Last edited by OfLuckAndDust at Mar 20, 2012,
#10
okay first of all before i jump into the poem itself i want to address something you posted
We've all imagined buildings in empty fields or galleons on empty ocean but not many of us have gone so far as to imagine the steel beam by beam hewn & stacked & bolted, or the size of those bolts or the contours of those cuts.

and just say, why the hell isn't there more of that in this? that would push this thing further than it is, i really feel it'd make it great...you clearly have some sort of notion of how to do it already so why not? unless of course you just don't feel like it belongs, but it'd be pretty fantastic i think if you decided to.

onwards.

from the first line to "notes scrawled" i got such a great picture and that technique will never get old - a metaphor within which there are words directly pertaining to it - is it metonymy? i dunno, whatever - point is, arched and frame, notes scrawled on blue paper, those are all things we associate with architecture and i think it was great you used them here in the way you did. i can deal with curve, but hem is offputting. i am obviously unfamiliar with terms that pertain to buildings but i think i can reasonably say that most people are and thus 'hem' isn't something we'd believe as being linked, and when you break from your diction like that it hurts. you mentioned bolts and contours before - use that here.
hieroglyphic shorthand but don't understand - well most of us can't read hieroglyphics anyway (and i'm aware you probably don't mean that literally, more in the vein of chickenscratch or unintelligible scribbling, whatever), but i already got the notion that you didn't understand it, it was unnecessary for you to reiterate it.

second stanza, i'd break the line about the harbor bridge right afteer bridge and start the next one with lit up. it reads better and looks better when it's not symmetrical like that - although that's what you may have been going for with the entire architectural idea. i'd also place an "of" in front of less for continuity.
oh and there's a tense problem i think - it's all in the past tense minus that final line, which should probably be changed to "that built it", actually i'd even say you could find a much stronger word than build, construct, erect, etcetc.

i'm gonna need to probably read this again to really try to understand the meaning of the last four lines.

as it stands i really like it, and i don't agree with ali that it's messy per se but rather that it does need a small amount of cleaning up. great work.
the only people for me are the mad ones, the ones who are mad to live, mad to talk, mad to be saved, desirous of everything at the same time, the ones that never yawn or say a commonplace thing, but burn, burn, burn


#11
I cleaned up the first stanza a little.
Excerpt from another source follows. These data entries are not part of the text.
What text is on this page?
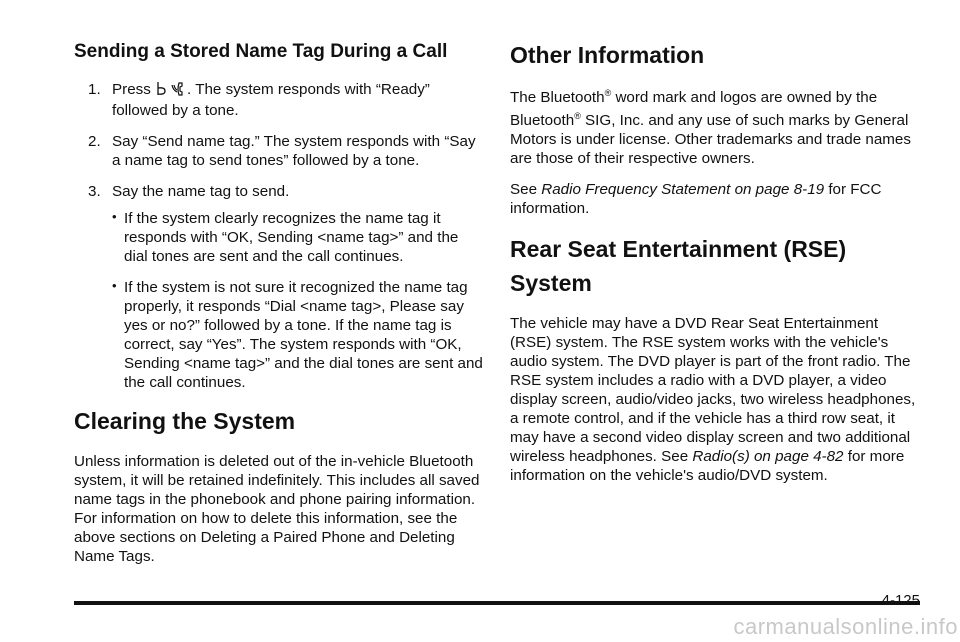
Sending a Stored Name Tag During a Call
1. Press . The system responds with “Ready” followed by a tone.
2. Say “Send name tag.” The system responds with “Say a name tag to send tones” followed by a tone.
3. Say the name tag to send.
• If the system clearly recognizes the name tag it responds with “OK, Sending <name tag>” and the dial tones are sent and the call continues.
• If the system is not sure it recognized the name tag properly, it responds “Dial <name tag>, Please say yes or no?” followed by a tone. If the name tag is correct, say “Yes”. The system responds with “OK, Sending <name tag>” and the dial tones are sent and the call continues.
Clearing the System

Unless information is deleted out of the in-vehicle Bluetooth system, it will be retained indefinitely. This includes all saved name tags in the phonebook and phone pairing information. For information on how to delete this information, see the above sections on Deleting a Paired Phone and Deleting Name Tags.

Other Information

The Bluetooth® word mark and logos are owned by the Bluetooth® SIG, Inc. and any use of such marks by General Motors is under license. Other trademarks and trade names are those of their respective owners.

See Radio Frequency Statement on page 8-19 for FCC information.

Rear Seat Entertainment (RSE) System

The vehicle may have a DVD Rear Seat Entertainment (RSE) system. The RSE system works with the vehicle's audio system. The DVD player is part of the front radio. The RSE system includes a radio with a DVD player, a video display screen, audio/video jacks, two wireless headphones, a remote control, and if the vehicle has a third row seat, it may have a second video display screen and two additional wireless headphones. See Radio(s) on page 4-82 for more information on the vehicle's audio/DVD system.

4-125
carmanualsonline.info
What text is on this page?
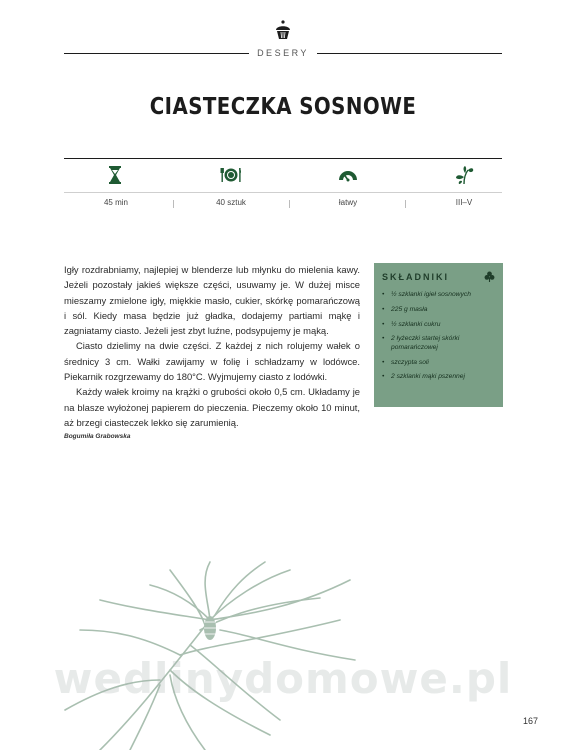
DESERY
CIASTECZKA SOSNOWE
45 min	40 sztuk	łatwy	III–V

Igły rozdrabniamy, najlepiej w blenderze lub młynku do mielenia kawy. Jeżeli pozostały jakieś większe części, usuwamy je. W dużej misce mieszamy zmielone igły, miękkie masło, cukier, skórkę pomarańczową i sól. Kiedy masa będzie już gładka, dodajemy partiami mąkę i zagniatamy ciasto. Jeżeli jest zbyt luźne, podsypujemy je mąką.

Ciasto dzielimy na dwie części. Z każdej z nich rolujemy wałek o średnicy 3 cm. Wałki zawijamy w folię i schładzamy w lodówce. Piekarnik rozgrzewamy do 180°C. Wyjmujemy ciasto z lodówki.

Każdy wałek kroimy na krążki o grubości około 0,5 cm. Układamy je na blasze wyłożonej papierem do pieczenia. Pieczemy około 10 minut, aż brzegi ciasteczek lekko się zarumienią.

Bogumiła Grabowska
SKŁADNIKI
• ½ szklanki igieł sosnowych
• 225 g masła
• ½ szklanki cukru
• 2 łyżeczki startej skórki pomarańczowej
• szczypta soli
• 2 szklanki mąki pszennej
wedlinydomowe.pl
167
I think it reads better now. As for the meaning of the last four lines, I read once that the human mind equates symmetry with beauty and that there is a science to the things we find beautiful. In a moment of chance this girl created a kind of symmetry that would make architects regret the time they spent studying at foreign schools.
#12
This had some great critiques, and it was a wonderful piece to read particularly the ending. Enjoy Writing of the Week!